A compound exercise will get you bigger weights as there are muscles and joints involved in the movement, whereas isolation movements can focus on particular areas. They are both needed for a balanced routine, so you will see both here.
This is a part of everyday life. If you’re sat in a chair and stand up, you’ve just done one. There are many variations in that you can use a barbell, dumbbells or kettlebells, and you can also have the weight in a back or front loaded position.
It is fantastic for quadriceps, hamstring and gluteal development.
Basically, you : –
- Go from a standing position with your feet anywhere between hip and shoulder width.
- You then bend your hips and knees, while keeping your feet flat on the floor until the crease of your hips is below the top of your thigh.
- You then push the floor away so that you’re back to a standing position.
Like the squat, this is a staple of everyday life. It probably affects more muscles than it doesn’t, but its main movers are the gluteals, hamstrings, quadriceps, lower back and forearms. It is basically the safe way to pick a weight up off of the floor and it is likely to be the strongest lift you can do.
For more – look here.
#3 Bench Press
I explained how to do this exercise above, but it probably uses the most muscles of any upper body weight lifting movement. It is fantastic for chest, shoulder and arm muscle building.
#4 Barbell Row
The rowing movement will help to even out any imbalances caused by too much pressing. The barbell row, aka the bent over row, is where: –
- You have a barbell in your hands, akin to the top of a deadlift.

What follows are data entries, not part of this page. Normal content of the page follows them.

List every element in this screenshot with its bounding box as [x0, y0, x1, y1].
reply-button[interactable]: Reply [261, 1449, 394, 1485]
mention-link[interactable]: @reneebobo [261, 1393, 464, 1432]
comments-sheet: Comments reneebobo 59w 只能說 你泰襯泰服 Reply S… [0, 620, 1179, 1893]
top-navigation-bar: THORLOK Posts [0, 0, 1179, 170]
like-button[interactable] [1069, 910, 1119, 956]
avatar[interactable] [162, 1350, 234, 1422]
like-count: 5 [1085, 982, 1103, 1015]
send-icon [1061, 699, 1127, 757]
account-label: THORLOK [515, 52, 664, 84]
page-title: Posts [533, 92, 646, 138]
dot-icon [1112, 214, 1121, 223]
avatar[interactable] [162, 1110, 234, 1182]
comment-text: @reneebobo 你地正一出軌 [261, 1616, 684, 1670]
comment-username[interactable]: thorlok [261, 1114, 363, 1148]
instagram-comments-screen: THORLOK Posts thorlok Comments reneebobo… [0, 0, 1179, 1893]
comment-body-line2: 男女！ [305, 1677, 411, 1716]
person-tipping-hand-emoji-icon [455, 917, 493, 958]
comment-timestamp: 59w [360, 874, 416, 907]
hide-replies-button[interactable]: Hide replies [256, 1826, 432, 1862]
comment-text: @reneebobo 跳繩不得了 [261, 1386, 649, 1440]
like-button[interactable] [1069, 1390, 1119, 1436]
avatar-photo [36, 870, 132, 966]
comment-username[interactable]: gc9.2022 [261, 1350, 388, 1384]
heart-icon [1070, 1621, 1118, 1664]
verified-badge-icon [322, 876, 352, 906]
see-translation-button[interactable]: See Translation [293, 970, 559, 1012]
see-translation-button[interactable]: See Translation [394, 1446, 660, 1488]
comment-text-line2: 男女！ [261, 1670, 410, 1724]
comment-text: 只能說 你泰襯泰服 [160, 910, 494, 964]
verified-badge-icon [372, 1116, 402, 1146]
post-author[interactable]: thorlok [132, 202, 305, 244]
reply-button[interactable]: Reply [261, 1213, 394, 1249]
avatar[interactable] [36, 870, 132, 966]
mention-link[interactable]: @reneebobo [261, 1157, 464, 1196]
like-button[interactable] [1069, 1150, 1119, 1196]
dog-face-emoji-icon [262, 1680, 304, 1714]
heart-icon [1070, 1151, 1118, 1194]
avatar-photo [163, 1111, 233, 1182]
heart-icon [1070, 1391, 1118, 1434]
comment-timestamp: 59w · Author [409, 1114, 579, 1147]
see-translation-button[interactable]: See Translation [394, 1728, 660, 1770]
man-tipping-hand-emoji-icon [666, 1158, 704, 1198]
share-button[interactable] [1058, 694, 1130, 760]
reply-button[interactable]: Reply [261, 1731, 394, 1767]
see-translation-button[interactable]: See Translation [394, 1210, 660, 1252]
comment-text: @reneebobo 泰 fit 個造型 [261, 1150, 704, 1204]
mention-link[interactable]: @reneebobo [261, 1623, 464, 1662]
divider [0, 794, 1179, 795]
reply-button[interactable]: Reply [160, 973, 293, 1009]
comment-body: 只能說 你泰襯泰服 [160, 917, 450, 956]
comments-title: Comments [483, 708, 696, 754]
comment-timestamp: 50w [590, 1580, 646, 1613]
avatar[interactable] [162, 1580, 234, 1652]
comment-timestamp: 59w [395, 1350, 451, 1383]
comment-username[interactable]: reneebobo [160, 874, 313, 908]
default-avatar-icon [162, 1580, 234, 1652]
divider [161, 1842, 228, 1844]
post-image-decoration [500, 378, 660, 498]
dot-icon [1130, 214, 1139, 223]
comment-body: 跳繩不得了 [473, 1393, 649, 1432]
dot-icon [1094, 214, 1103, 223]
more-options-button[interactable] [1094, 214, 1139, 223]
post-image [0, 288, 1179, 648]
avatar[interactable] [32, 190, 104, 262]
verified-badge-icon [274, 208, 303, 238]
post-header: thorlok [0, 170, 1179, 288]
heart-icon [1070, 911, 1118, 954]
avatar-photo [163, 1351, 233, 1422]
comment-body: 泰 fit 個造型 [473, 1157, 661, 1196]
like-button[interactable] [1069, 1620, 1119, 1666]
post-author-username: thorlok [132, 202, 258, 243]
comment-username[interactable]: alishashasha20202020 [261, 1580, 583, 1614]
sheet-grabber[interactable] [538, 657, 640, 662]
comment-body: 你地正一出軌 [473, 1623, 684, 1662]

- You then push your hips back and bend over, keeping your back flat.
- Then you row the weight towards your rib cage.
In doing this you’re activating the the latissimus dorsi, some of the shoulders and the bicep muscles, therefore, it affects a lot of muscles in the upper body.
Variations such as pendlay, or with dumbbells are also fantastic.
#5 Shoulder Press
The shoulder press can be done sitting or standing; one hand or two; with dumbbells or a barbell. To do it you take the weight from your collar bone and press it straight up over your head until your arms are locked out. This uses the deltoids and the triceps and is a briliant muscle builder for these areas due to the loads you can use.
#6 The Lunge
There are various ways to do a lunge; with a barbell; dumbbells or kettlebells; stationary or walking; forwards or backwards. In general a lunge is where you go from standing and then take one leg forward (or backward) so that your leading knee is 90 degrees to the floor and then you stand back up.
This uses similar muscles to the squat, so the quadriceps, the hamstrings and glutes mainly. The variations can affect which muscles it hits more.
Nearly every client I’ve trained wants to be good at these. You grab a stationary bar or ledge above you, and pull yourself so that you can see over it. Simple as that.
It is not at all, it takes strength and stability to move your own weight in such a controlled manner but the benefits from mastering it are massive in terms of muscle and strength.
A staple of military training all around the world. It uses the same muscles as a bench press but you need more core stability to keep your body straight. Once you get strong enough to do these they can become more about muscle endurance than sheer strength, but they are still a fantastic movement.
#9 Glute Ham Raise
Not a very common one as they require equipment to be done. They use the hamstrings in a similar manner to leg curls but you have to use your whole body around them, which only ups the difficulty. These are great for building muscle in the hamstrings and butt.
These can be done with parallel bars or with your hands behind you. They are fantastic for tricep and chest strength as well as muscle in those areas.
To Sum up…
The majority of the exercises listed are compound movements and this is because these can lead to more strength and more weight shifted and therefore more volume. Volume has been shown to be the prime element in muscle hypertrophy.
It should also be noted that while these exercises will build muscle in those precise areas, they will only stimulate overall fat loss as you can’t choose where you lose your fat. Your body just does it in a general fashion.